White paint from most companies doesn't cover very well...It usually takes 3 coats unless you use Aura or BM's top of the line ceiling flat...For apartments I use Glidden Ultra,Cloverdale Hi-hide,General Paint hi-hide or BM's superspec...They are cheap ($19-$24 gal ), but are not washable in any sense of the word..


----------



## PaintSlave (Jan 9, 2011)

I'd prime that lime green if it's deep base, if it's an extra white base or within the top 3 colors of the color chip, skip the primer for sure. 

As far a selecting the proper paint, i don't feel you have given enough info..

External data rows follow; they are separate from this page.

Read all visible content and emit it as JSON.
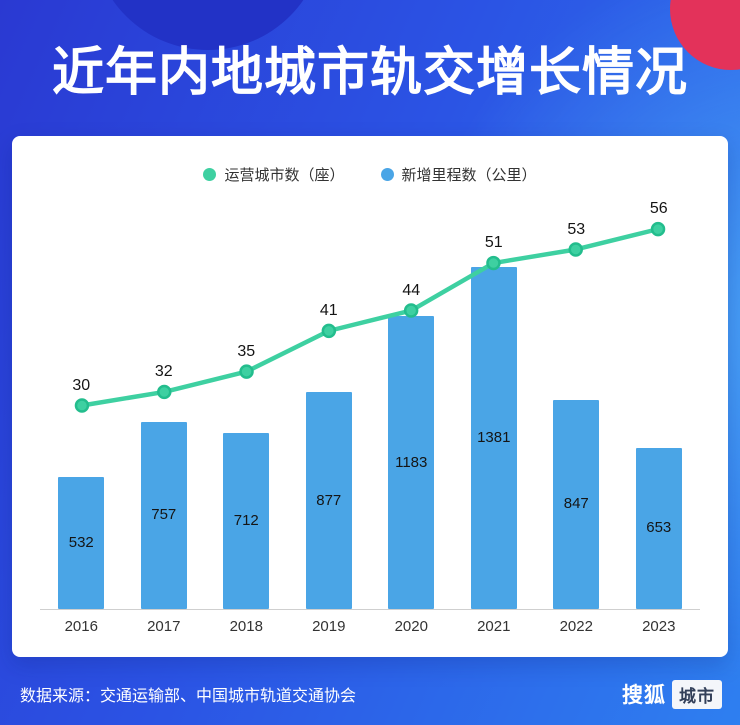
{
  "page": {
    "title": "近年内地城市轨交增长情况",
    "source": "数据来源：交通运输部、中国城市轨道交通协会",
    "logo": {
      "brand": "搜狐",
      "badge": "城市"
    }
  },
  "theme": {
    "background_blue": "#2b53e4",
    "accent_red": "#e3325a",
    "card_white": "#ffffff",
    "text_dark": "#151515"
  },
  "chart_data": {
    "type": "bar",
    "subtype": "bar+line combo",
    "title": "近年内地城市轨交增长情况",
    "categories": [
      "2016",
      "2017",
      "2018",
      "2019",
      "2020",
      "2021",
      "2022",
      "2023"
    ],
    "series": [
      {
        "name": "运营城市数（座）",
        "type": "line",
        "color": "#3ed0a1",
        "values": [
          30,
          32,
          35,
          41,
          44,
          51,
          53,
          56
        ]
      },
      {
        "name": "新增里程数（公里）",
        "type": "bar",
        "color": "#4aa5e6",
        "values": [
          532,
          757,
          712,
          877,
          1183,
          1381,
          847,
          653
        ]
      }
    ],
    "bar_ylim": [
      0,
      1500
    ],
    "line_ylim": [
      0,
      60
    ],
    "legend_position": "top",
    "grid": false,
    "x_axis_line": true
  }
}
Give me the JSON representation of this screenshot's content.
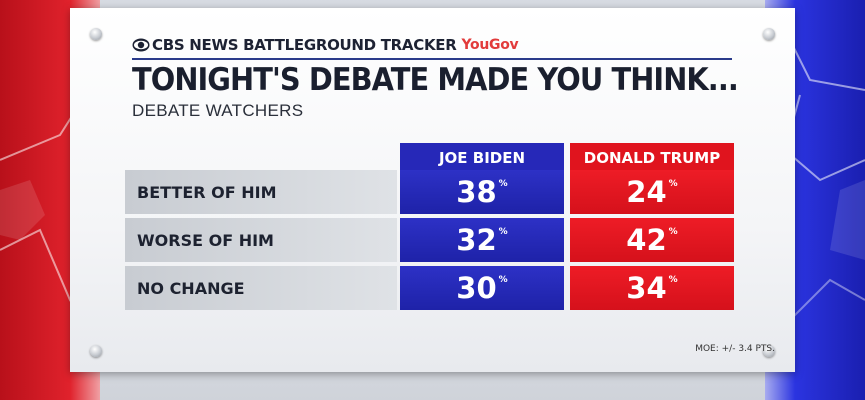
{
  "brand": {
    "network": "CBS NEWS BATTLEGROUND TRACKER",
    "partner": "YouGov"
  },
  "title": "TONIGHT'S DEBATE MADE YOU THINK...",
  "subtitle": "DEBATE WATCHERS",
  "columns": [
    {
      "label": "JOE BIDEN",
      "color": "#2628b8"
    },
    {
      "label": "DONALD TRUMP",
      "color": "#e0141e"
    }
  ],
  "rows": [
    {
      "label": "BETTER OF HIM",
      "biden": "38",
      "trump": "24"
    },
    {
      "label": "WORSE OF HIM",
      "biden": "32",
      "trump": "42"
    },
    {
      "label": "NO CHANGE",
      "biden": "30",
      "trump": "34"
    }
  ],
  "percent_sign": "%",
  "moe": "MOE: +/- 3.4 PTS.",
  "chart_data": {
    "type": "table",
    "title": "TONIGHT'S DEBATE MADE YOU THINK...",
    "subtitle": "DEBATE WATCHERS",
    "columns": [
      "JOE BIDEN",
      "DONALD TRUMP"
    ],
    "categories": [
      "BETTER OF HIM",
      "WORSE OF HIM",
      "NO CHANGE"
    ],
    "series": [
      {
        "name": "JOE BIDEN",
        "values": [
          38,
          32,
          30
        ]
      },
      {
        "name": "DONALD TRUMP",
        "values": [
          24,
          42,
          34
        ]
      }
    ]
  }
}
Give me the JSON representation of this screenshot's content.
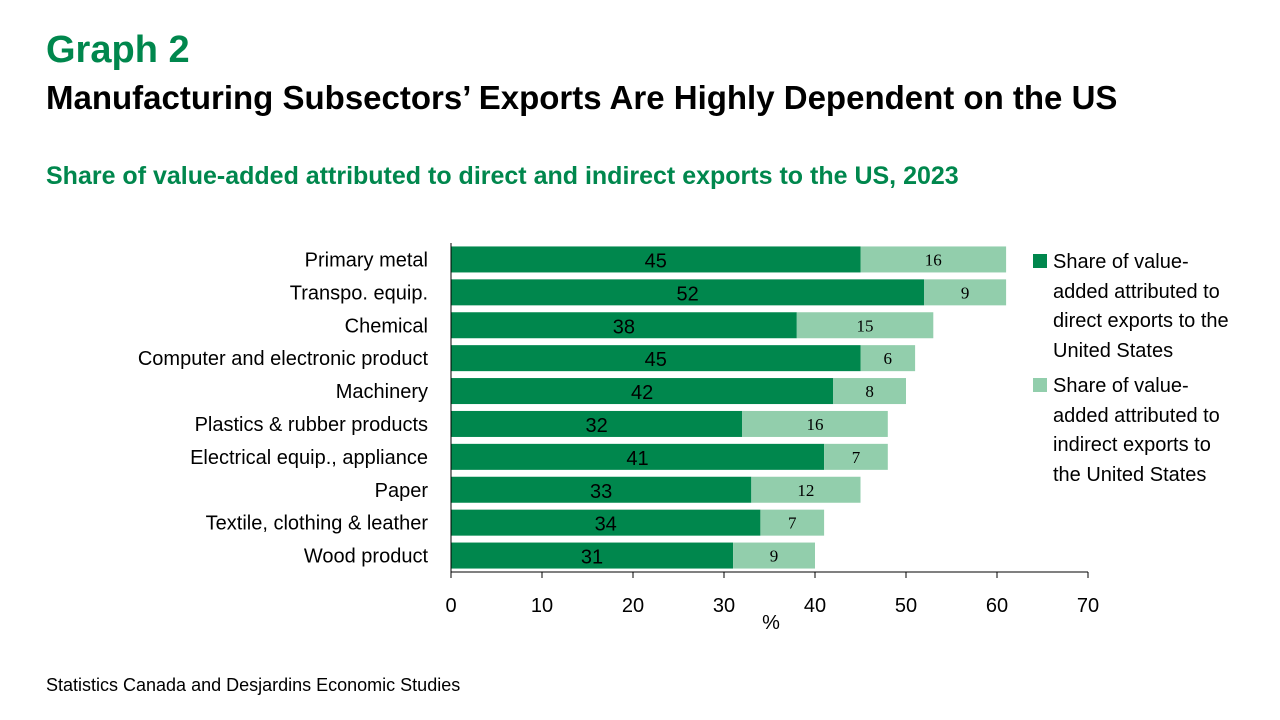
{
  "header": {
    "graph_label": "Graph 2",
    "title": "Manufacturing Subsectors’ Exports Are Highly Dependent on the US",
    "subtitle": "Share of value-added attributed to direct and indirect exports to the US, 2023"
  },
  "footer": {
    "source": "Statistics Canada and Desjardins Economic Studies"
  },
  "colors": {
    "direct": "#00874d",
    "indirect": "#92ceac",
    "accent": "#00874d"
  },
  "chart_data": {
    "type": "bar",
    "orientation": "horizontal",
    "stacked": true,
    "categories": [
      "Primary metal",
      "Transpo. equip.",
      "Chemical",
      "Computer and electronic product",
      "Machinery",
      "Plastics & rubber products",
      "Electrical equip., appliance",
      "Paper",
      "Textile, clothing & leather",
      "Wood product"
    ],
    "series": [
      {
        "name": "Share of value-added attributed to direct exports to the United States",
        "values": [
          45,
          52,
          38,
          45,
          42,
          32,
          41,
          33,
          34,
          31
        ]
      },
      {
        "name": "Share of value-added attributed to indirect exports to the United States",
        "values": [
          16,
          9,
          15,
          6,
          8,
          16,
          7,
          12,
          7,
          9
        ]
      }
    ],
    "xlabel": "%",
    "xlim": [
      0,
      70
    ],
    "xticks": [
      0,
      10,
      20,
      30,
      40,
      50,
      60,
      70
    ],
    "grid": false,
    "legend_position": "right"
  }
}
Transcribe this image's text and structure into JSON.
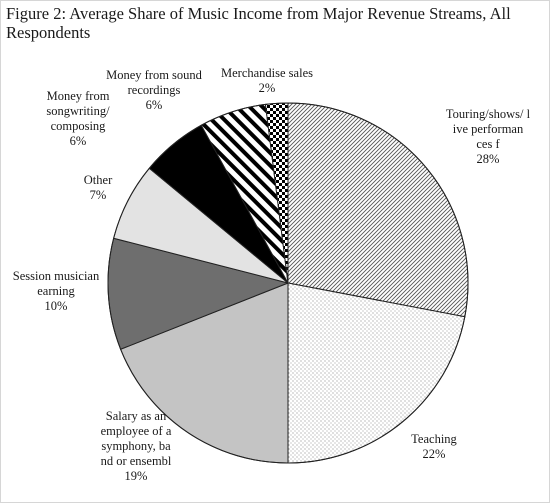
{
  "chart_data": {
    "type": "pie",
    "title": "Figure 2: Average Share of Music Income from Major Revenue Streams, All Respondents",
    "slices": [
      {
        "label": "Touring/shows/ live performances fees",
        "value": 28,
        "value_text": "28%",
        "color": "#ffffff",
        "pattern": "fine-diagonal-hatch"
      },
      {
        "label": "Teaching",
        "value": 22,
        "value_text": "22%",
        "color": "#ffffff",
        "pattern": "dots"
      },
      {
        "label": "Salary as an employee of a symphony, band or ensemble",
        "value": 19,
        "value_text": "19%",
        "color": "#c4c4c4",
        "pattern": "solid"
      },
      {
        "label": "Session musician earnings",
        "value": 10,
        "value_text": "10%",
        "color": "#6e6e6e",
        "pattern": "solid"
      },
      {
        "label": "Other",
        "value": 7,
        "value_text": "7%",
        "color": "#e3e3e3",
        "pattern": "solid"
      },
      {
        "label": "Money from songwriting/ composing",
        "value": 6,
        "value_text": "6%",
        "color": "#000000",
        "pattern": "solid"
      },
      {
        "label": "Money from sound recordings",
        "value": 6,
        "value_text": "6%",
        "color": "#ffffff",
        "pattern": "wide-diagonal-stripes"
      },
      {
        "label": "Merchandise sales",
        "value": 2,
        "value_text": "2%",
        "color": "#ffffff",
        "pattern": "checker"
      }
    ]
  }
}
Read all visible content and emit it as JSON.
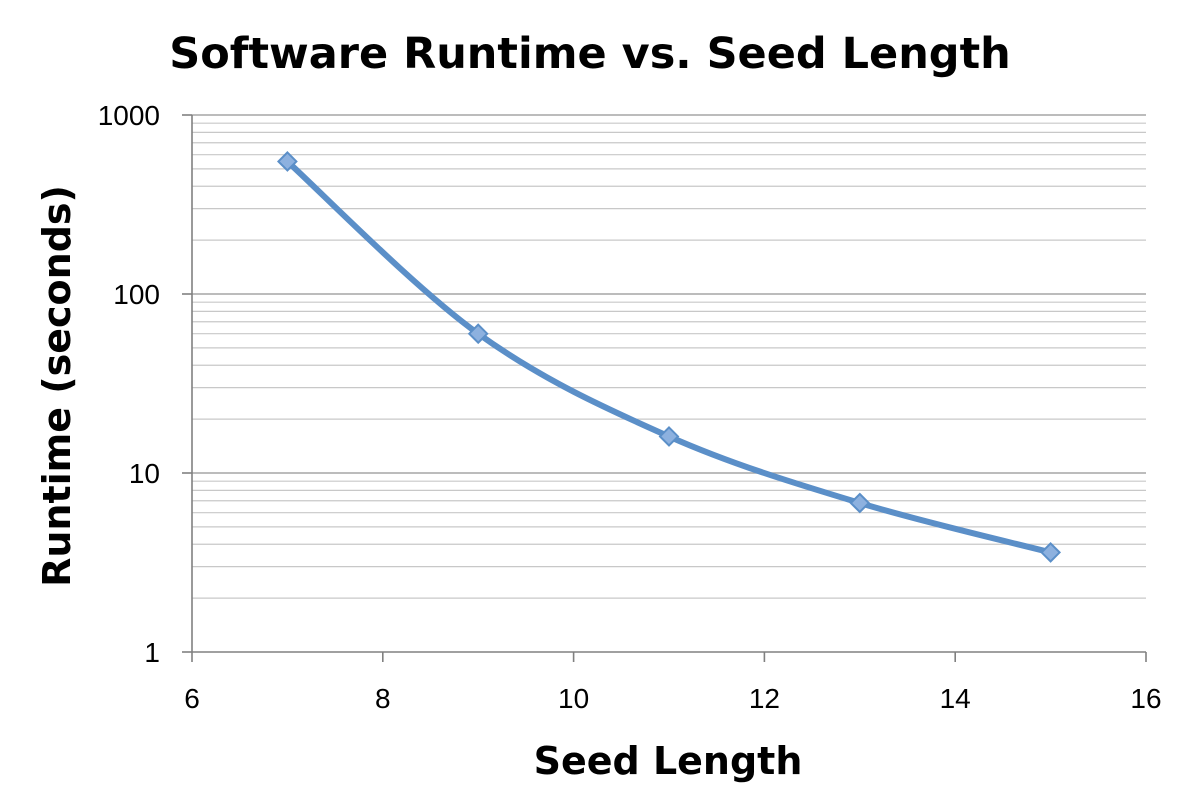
{
  "chart_data": {
    "type": "line",
    "title": "Software Runtime vs. Seed Length",
    "xlabel": "Seed Length",
    "ylabel": "Runtime (seconds)",
    "xlim": [
      6,
      16
    ],
    "ylim": [
      1,
      1000
    ],
    "yscale": "log",
    "grid": true,
    "legend": "none",
    "x_ticks": [
      "6",
      "8",
      "10",
      "12",
      "14",
      "16"
    ],
    "y_ticks": [
      "1",
      "10",
      "100",
      "1000"
    ],
    "series": [
      {
        "x": [
          7,
          9,
          11,
          13,
          15
        ],
        "y": [
          550,
          60,
          16,
          6.8,
          3.6
        ],
        "color": "#5b8fc8",
        "smooth": true
      }
    ]
  }
}
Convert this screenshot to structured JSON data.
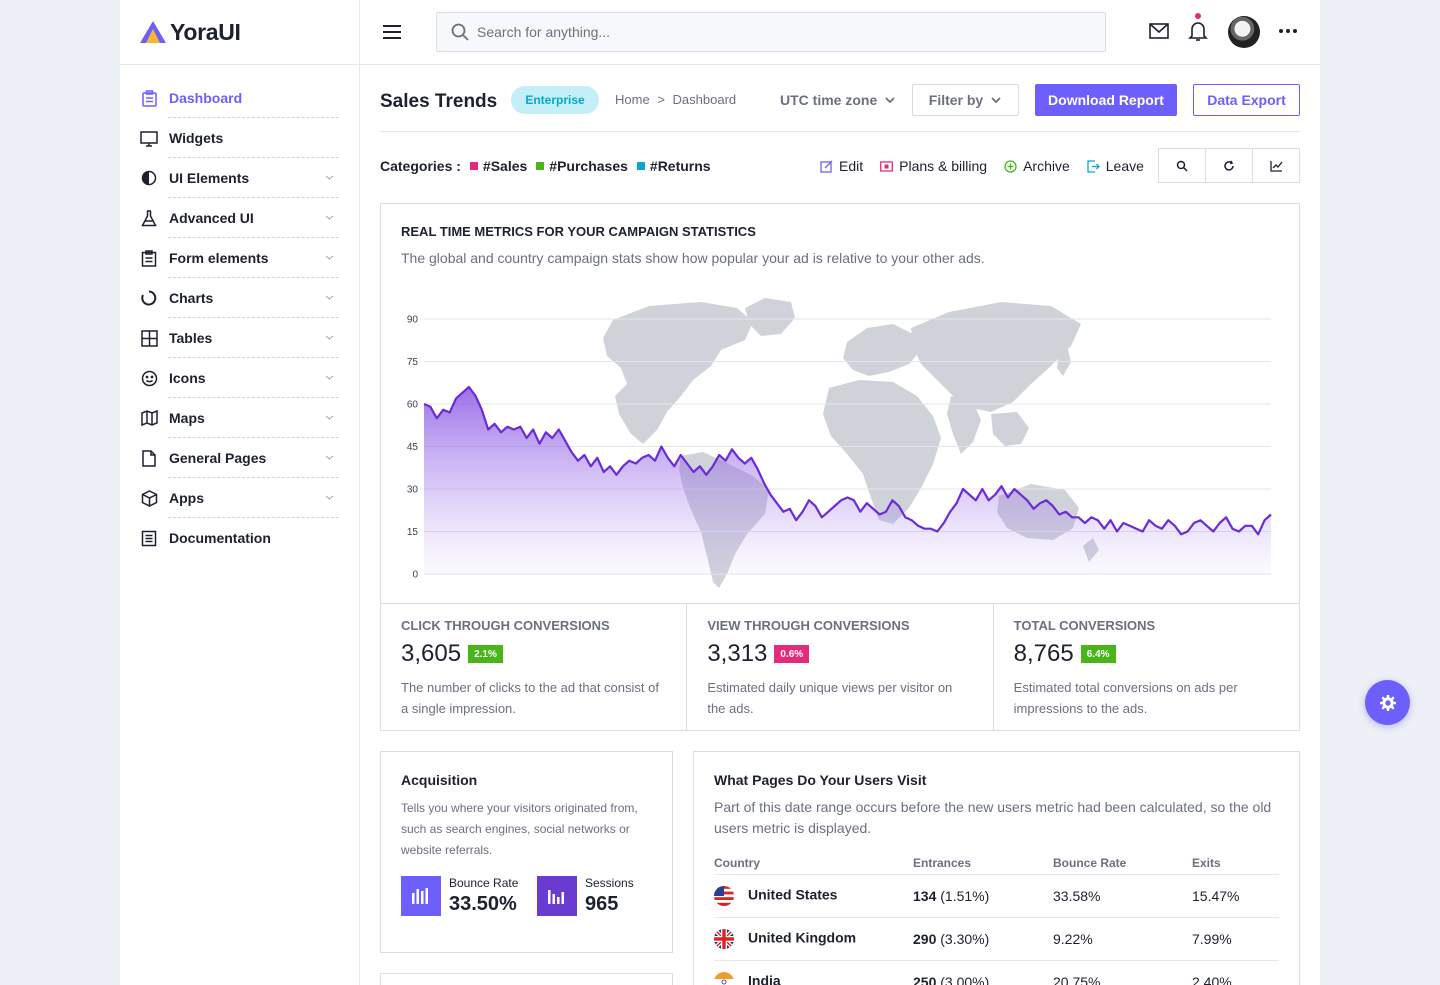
{
  "brand": {
    "name": "YoraUI",
    "colors": {
      "accent": "#6c5ffc",
      "pink": "#e6297b",
      "green": "#4ab519",
      "cyan": "#05a9cc"
    }
  },
  "sidebar": {
    "items": [
      {
        "label": "Dashboard",
        "icon": "clipboard-icon",
        "active": true,
        "submenu": false
      },
      {
        "label": "Widgets",
        "icon": "monitor-icon",
        "active": false,
        "submenu": false
      },
      {
        "label": "UI Elements",
        "icon": "contrast-icon",
        "active": false,
        "submenu": true
      },
      {
        "label": "Advanced UI",
        "icon": "flask-icon",
        "active": false,
        "submenu": true
      },
      {
        "label": "Form elements",
        "icon": "form-icon",
        "active": false,
        "submenu": true
      },
      {
        "label": "Charts",
        "icon": "donut-chart-icon",
        "active": false,
        "submenu": true
      },
      {
        "label": "Tables",
        "icon": "table-icon",
        "active": false,
        "submenu": true
      },
      {
        "label": "Icons",
        "icon": "smiley-icon",
        "active": false,
        "submenu": true
      },
      {
        "label": "Maps",
        "icon": "map-icon",
        "active": false,
        "submenu": true
      },
      {
        "label": "General Pages",
        "icon": "file-icon",
        "active": false,
        "submenu": true
      },
      {
        "label": "Apps",
        "icon": "cube-icon",
        "active": false,
        "submenu": true
      },
      {
        "label": "Documentation",
        "icon": "document-icon",
        "active": false,
        "submenu": false
      }
    ]
  },
  "header": {
    "search_placeholder": "Search for anything..."
  },
  "page": {
    "title": "Sales Trends",
    "badge": "Enterprise",
    "breadcrumb": {
      "home": "Home",
      "separator": ">",
      "current": "Dashboard"
    },
    "timezone": "UTC time zone",
    "filter_label": "Filter by",
    "download_label": "Download Report",
    "export_label": "Data Export"
  },
  "categories": {
    "label": "Categories :",
    "items": [
      {
        "label": "#Sales",
        "color": "#e6297b"
      },
      {
        "label": "#Purchases",
        "color": "#4ab519"
      },
      {
        "label": "#Returns",
        "color": "#05a9cc"
      }
    ]
  },
  "actions": [
    {
      "label": "Edit",
      "icon": "edit-icon",
      "color": "#6c5ffc"
    },
    {
      "label": "Plans & billing",
      "icon": "billing-icon",
      "color": "#e6297b"
    },
    {
      "label": "Archive",
      "icon": "archive-icon",
      "color": "#4ab519"
    },
    {
      "label": "Leave",
      "icon": "leave-icon",
      "color": "#05a9cc"
    }
  ],
  "tools": [
    "search-icon",
    "refresh-icon",
    "line-chart-icon"
  ],
  "metrics_card": {
    "title": "REAL TIME METRICS FOR YOUR CAMPAIGN STATISTICS",
    "subtitle": "The global and country campaign stats show how popular your ad is relative to your other ads."
  },
  "chart_data": {
    "type": "area",
    "title": "",
    "xlabel": "",
    "ylabel": "",
    "ylim": [
      0,
      90
    ],
    "yticks": [
      0,
      15,
      30,
      45,
      60,
      75,
      90
    ],
    "grid": true,
    "background": "world-map",
    "series": [
      {
        "color": "#6c2bd9",
        "values": [
          60,
          59,
          55,
          58,
          57,
          62,
          64,
          66,
          63,
          58,
          51,
          53,
          50,
          52,
          51,
          52,
          48,
          51,
          46,
          50,
          48,
          51,
          47,
          43,
          40,
          42,
          38,
          41,
          36,
          38,
          35,
          38,
          40,
          39,
          41,
          42,
          40,
          45,
          41,
          38,
          42,
          39,
          36,
          38,
          35,
          38,
          42,
          40,
          44,
          41,
          39,
          41,
          37,
          32,
          28,
          25,
          22,
          23,
          19,
          22,
          26,
          24,
          20,
          22,
          24,
          26,
          27,
          26,
          22,
          25,
          23,
          21,
          22,
          26,
          24,
          20,
          19,
          17,
          16,
          16,
          15,
          18,
          22,
          25,
          30,
          28,
          26,
          30,
          26,
          28,
          31,
          27,
          30,
          28,
          26,
          23,
          25,
          26,
          24,
          21,
          22,
          20,
          20,
          18,
          20,
          19,
          16,
          19,
          15,
          18,
          17,
          16,
          15,
          19,
          17,
          16,
          19,
          17,
          14,
          15,
          18,
          19,
          17,
          15,
          18,
          20,
          16,
          15,
          17,
          17,
          14,
          19,
          21
        ]
      }
    ]
  },
  "stats": [
    {
      "label": "CLICK THROUGH CONVERSIONS",
      "value": "3,605",
      "badge": "2.1%",
      "badge_color": "#4ab519",
      "desc": "The number of clicks to the ad that consist of a single impression."
    },
    {
      "label": "VIEW THROUGH CONVERSIONS",
      "value": "3,313",
      "badge": "0.6%",
      "badge_color": "#e6297b",
      "desc": "Estimated daily unique views per visitor on the ads."
    },
    {
      "label": "TOTAL CONVERSIONS",
      "value": "8,765",
      "badge": "6.4%",
      "badge_color": "#4ab519",
      "desc": "Estimated total conversions on ads per impressions to the ads."
    }
  ],
  "acquisition": {
    "title": "Acquisition",
    "desc": "Tells you where your visitors originated from, such as search engines, social networks or website referrals.",
    "bounce_label": "Bounce Rate",
    "bounce_value": "33.50%",
    "sessions_label": "Sessions",
    "sessions_value": "965"
  },
  "pages": {
    "title": "What Pages Do Your Users Visit",
    "desc": "Part of this date range occurs before the new users metric had been calculated, so the old users metric is displayed.",
    "columns": [
      "Country",
      "Entrances",
      "Bounce Rate",
      "Exits"
    ],
    "rows": [
      {
        "country": "United States",
        "flag": "us-flag-icon",
        "entrances": "134",
        "entrances_pct": "(1.51%)",
        "bounce": "33.58%",
        "exits": "15.47%"
      },
      {
        "country": "United Kingdom",
        "flag": "uk-flag-icon",
        "entrances": "290",
        "entrances_pct": "(3.30%)",
        "bounce": "9.22%",
        "exits": "7.99%"
      },
      {
        "country": "India",
        "flag": "india-flag-icon",
        "entrances": "250",
        "entrances_pct": "(3.00%)",
        "bounce": "20.75%",
        "exits": "2.40%"
      }
    ]
  }
}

If the walls are smooth, go with Showcase+ flat.

Ive done countless apartment complexes and if there isnt texture on the walls its not worth the time use a paint with sheen. 

200 eg-shel, now called 200 satin is really bad about flashing on sun walls and chalks after 2 years.

Dont forget to strain your paint!
pAiNtSlAvE


----------



## Sling'n_Paint (Apr 6, 2021)

I would do a primer coat, as mentioned above your over painting of vibrant colors will at times flash through two coats. I'd use Promar 200 to prime ceilings. However for finish coats I would instead use Duration. Its coverage is great and with two coats on top on primer it should cover the green no problem. I did a church with ceilings, we got away with primer and one finish and turned out great. Of course we used our Titan 1140 sprayer for primer and rolled the finish with 18in setups. Best of luck though and hope it turns out great!


----------



## Wildbill7145 (Apr 30, 2014)

Just so you know Sling'n Paint, that job probably got finished 10 years ago.


----------



## Sling'n_Paint (Apr 6, 2021)

Wildbill7145 said:


> Just so you know Sling'n Paint, that job probably got finished 10 years ago.


Lol I appreciate the heads up. I'm new to the site and was surfing through. Thanks again.


----------



## Wildbill7145 (Apr 30, 2014)

No problem. Welcome to the forum.


----------



## Sling'n_Paint (Apr 6, 2021)

Thank you


----------